I took for granted the reality that was projected onto the walls of the cavern.
I believed the shadows and refused to look beyond them.
Plato would say that the cavemen never had the desire to step outside of the cave. I, on the other hand, did not know there was another side.
I was under the impression there was only one reality, namely the one I had fashioned for myself.
Little did I know, life has multiple, in fact, millions of realities.
To put it simply, we are all living in our own respective realities while simultaneously playing some unknown part in everyone else’s.
And it is only when person a and person b mutually understand each others’ realities that the two individuals reach a mutual understanding. Otherwise, we are simply living the life we envision for ourselves, according to our assumptions about others’ realities, and namely, our roles in others’ realities.
I learned this year the dangers of assuming other people’s realities.
And to be quite specific, I learned the shortcomings of miscommunication, or should I say, lack of communication.
I convinced myself that the reality in which I was living was the only one I had been experiencing inside the cave—namely, that the other person and I were on the same page the entire time.
It came to my attention one day that perhaps my feelings were in too deep that I could not continue without finally addressing which page in this book we were on.
And that’s when I discovered not all books have happy endings.

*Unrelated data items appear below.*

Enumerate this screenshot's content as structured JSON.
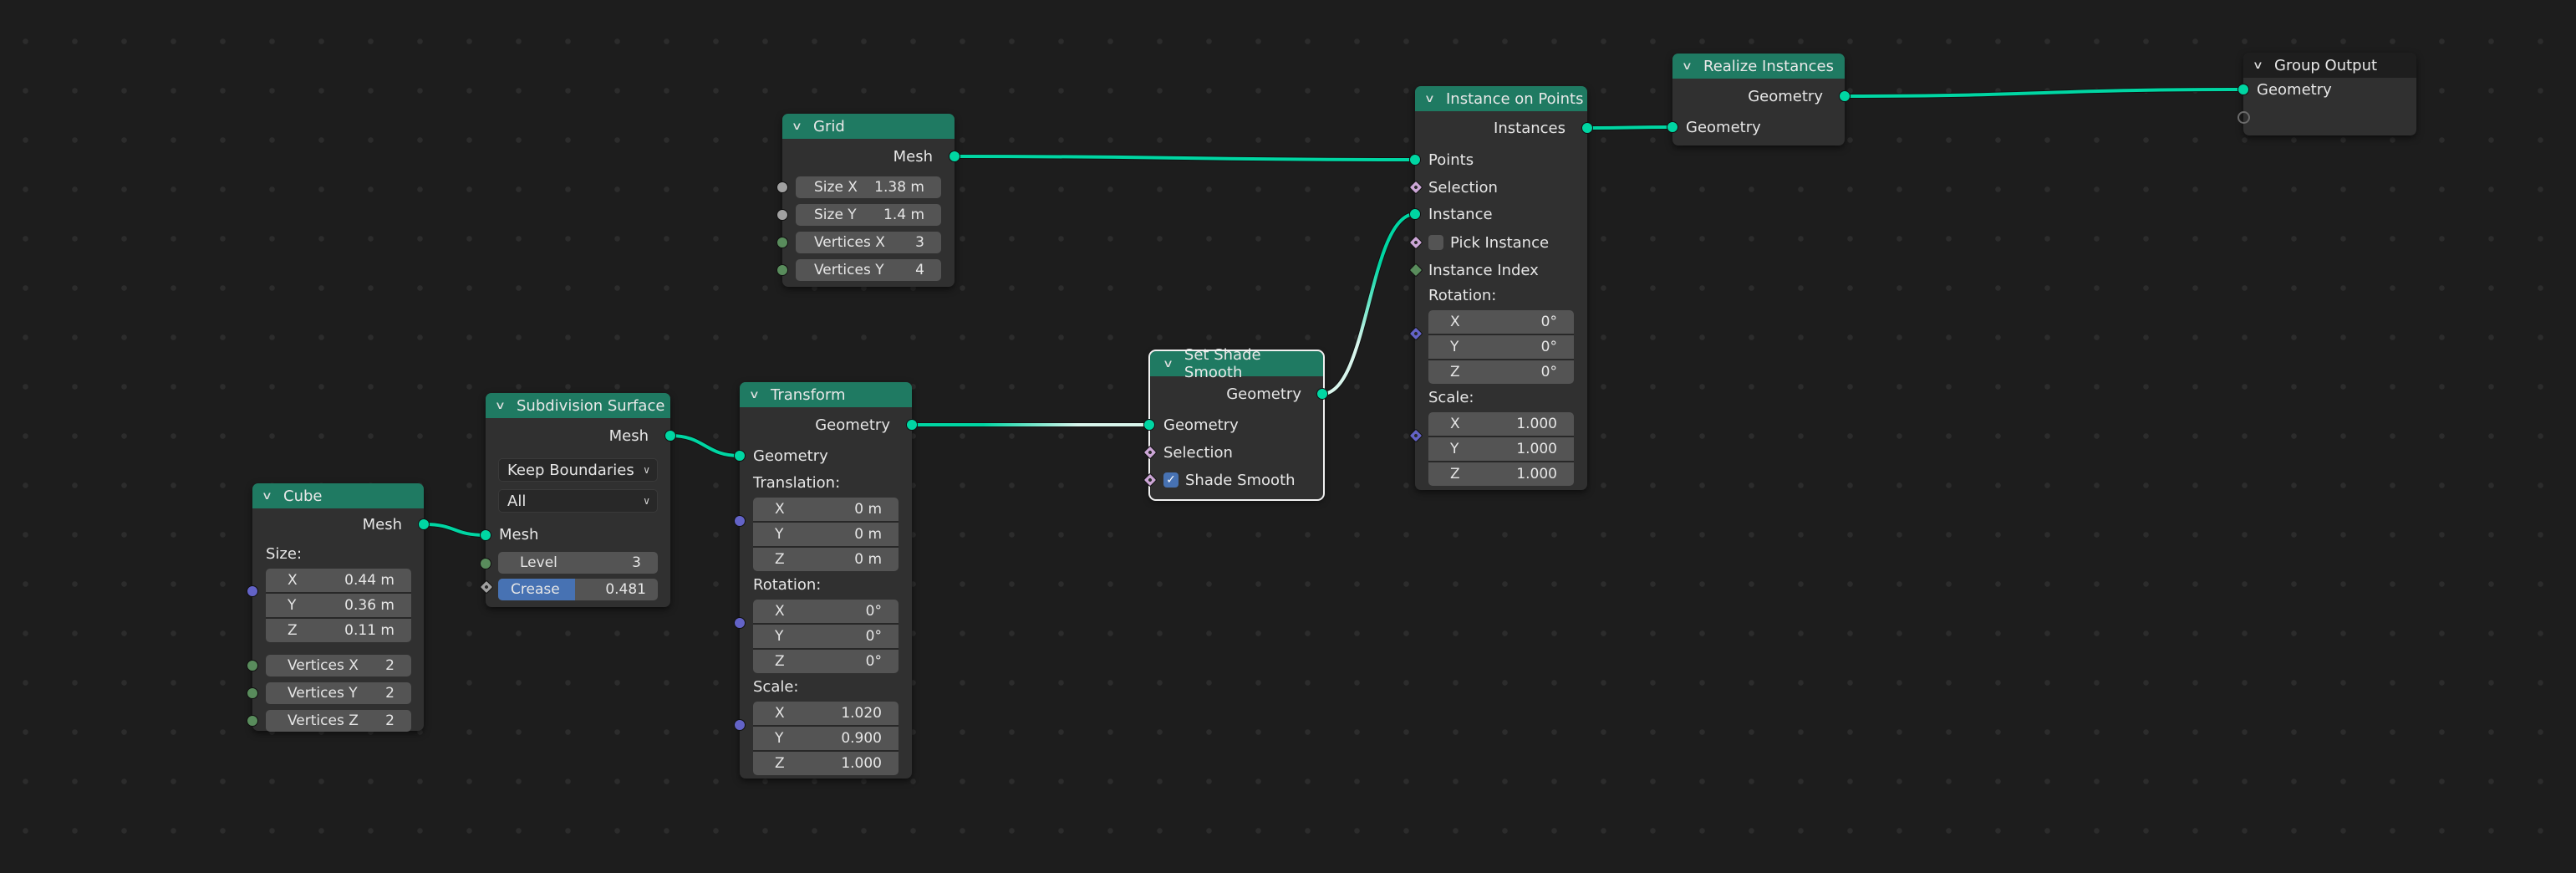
{
  "editor": "Geometry Node Editor",
  "colors": {
    "background": "#1d1d1d",
    "node_body": "#303030",
    "geometry_header": "#1f7a62",
    "output_header": "#1e1e1e",
    "geometry_socket": "#00d6a3",
    "vector_socket": "#6363c7",
    "integer_socket": "#598c5c",
    "float_socket": "#a1a1a1",
    "boolean_socket": "#cca6d6",
    "field_fill": "#4772b3",
    "selected_outline": "#f0f0f0"
  },
  "icons": {
    "collapse": "chevron-down-icon",
    "dropdown": "chevron-down-icon",
    "checkmark": "checkmark-icon"
  },
  "nodes": {
    "cube": {
      "title": "Cube",
      "output": "Mesh",
      "size_label": "Size:",
      "size": [
        {
          "axis": "X",
          "value": "0.44 m"
        },
        {
          "axis": "Y",
          "value": "0.36 m"
        },
        {
          "axis": "Z",
          "value": "0.11 m"
        }
      ],
      "vertices": [
        {
          "label": "Vertices X",
          "value": "2"
        },
        {
          "label": "Vertices Y",
          "value": "2"
        },
        {
          "label": "Vertices Z",
          "value": "2"
        }
      ]
    },
    "subdivision": {
      "title": "Subdivision Surface",
      "output": "Mesh",
      "boundary_mode": "Keep Boundaries",
      "uv_smooth": "All",
      "input": "Mesh",
      "level": {
        "label": "Level",
        "value": "3"
      },
      "crease": {
        "label": "Crease",
        "value": "0.481",
        "fraction": 0.481
      }
    },
    "grid": {
      "title": "Grid",
      "output": "Mesh",
      "fields": [
        {
          "label": "Size X",
          "value": "1.38 m"
        },
        {
          "label": "Size Y",
          "value": "1.4 m"
        },
        {
          "label": "Vertices X",
          "value": "3"
        },
        {
          "label": "Vertices Y",
          "value": "4"
        }
      ]
    },
    "transform": {
      "title": "Transform",
      "output": "Geometry",
      "input": "Geometry",
      "translation_label": "Translation:",
      "translation": [
        {
          "axis": "X",
          "value": "0 m"
        },
        {
          "axis": "Y",
          "value": "0 m"
        },
        {
          "axis": "Z",
          "value": "0 m"
        }
      ],
      "rotation_label": "Rotation:",
      "rotation": [
        {
          "axis": "X",
          "value": "0°"
        },
        {
          "axis": "Y",
          "value": "0°"
        },
        {
          "axis": "Z",
          "value": "0°"
        }
      ],
      "scale_label": "Scale:",
      "scale": [
        {
          "axis": "X",
          "value": "1.020"
        },
        {
          "axis": "Y",
          "value": "0.900"
        },
        {
          "axis": "Z",
          "value": "1.000"
        }
      ]
    },
    "shade_smooth": {
      "title": "Set Shade Smooth",
      "selected": true,
      "output": "Geometry",
      "input_geometry": "Geometry",
      "input_selection": "Selection",
      "shade_smooth_label": "Shade Smooth",
      "shade_smooth_checked": true
    },
    "instance_on_points": {
      "title": "Instance on Points",
      "output": "Instances",
      "points": "Points",
      "selection": "Selection",
      "instance": "Instance",
      "pick_instance_label": "Pick Instance",
      "pick_instance_checked": false,
      "instance_index": "Instance Index",
      "rotation_label": "Rotation:",
      "rotation": [
        {
          "axis": "X",
          "value": "0°"
        },
        {
          "axis": "Y",
          "value": "0°"
        },
        {
          "axis": "Z",
          "value": "0°"
        }
      ],
      "scale_label": "Scale:",
      "scale": [
        {
          "axis": "X",
          "value": "1.000"
        },
        {
          "axis": "Y",
          "value": "1.000"
        },
        {
          "axis": "Z",
          "value": "1.000"
        }
      ]
    },
    "realize": {
      "title": "Realize Instances",
      "output": "Geometry",
      "input": "Geometry"
    },
    "group_output": {
      "title": "Group Output",
      "input": "Geometry"
    }
  },
  "links": [
    {
      "from": "cube.Mesh",
      "to": "subdivision.Mesh"
    },
    {
      "from": "subdivision.Mesh",
      "to": "transform.Geometry"
    },
    {
      "from": "transform.Geometry",
      "to": "shade_smooth.Geometry"
    },
    {
      "from": "shade_smooth.Geometry",
      "to": "instance_on_points.Instance"
    },
    {
      "from": "grid.Mesh",
      "to": "instance_on_points.Points"
    },
    {
      "from": "instance_on_points.Instances",
      "to": "realize.Geometry"
    },
    {
      "from": "realize.Geometry",
      "to": "group_output.Geometry"
    }
  ]
}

It’s also when I discovered that endings can be written so incredibly unexpectedly.
It was only after I actually said something that I discovered this:
We were not only on different pages, but separate books.
While I fancied our reality as a romantic novel, one out of the penmanship of Emily Bronte, I am under the impression that he sketched our reality as a small chapter in a lackluster non-fiction. A quick-read to be put back on the shelf, only to be forgotten that it was ever opened in the first place.
Looking back, I feel like I was a minor character contributing to a light-hearted, fanciful plot. I was a character filling space. But in my novel, he was the central character, the compliment to me, the protagonist. But he never knew his role in my story, and I never knew my role in his.
From the very start, we never established what kind of story we wanted to be.
We never put a label on the type of genre we wanted to grow into. Was it fiction? One whose plot is intricate and mystical, whose characters transcend human abilities? Or were we a non-fiction biography? —something to be read at the doctor’s office and quickly forgotten once they call your name?
Two people must establish what kind of book they would like to write together before deciding to make a first draft. I did not.
And I learned the consequences.
Perhaps the greatest lesson I learned from mistaking his reality for my own was this: the absence of words.
I have heard the saying, “you do not regret the things you did. You regret the things you did not do.”
Often times, our inactions are our “biggest regrets.”
Had I said something from the very start— had we said something from the very start — we could have had an entirely different chapter to look back on.
But we didn’t.
And now my inaction comes creeping into my mind. There still are days when I debate the “what-ifs.” What if I had said something? Would that have changed anything? I’ll never know. But there is one thing I do know: this experience is one for both of our books.
And now, as we are two months in 2018, I must accept that the book of 2017 must remain closed.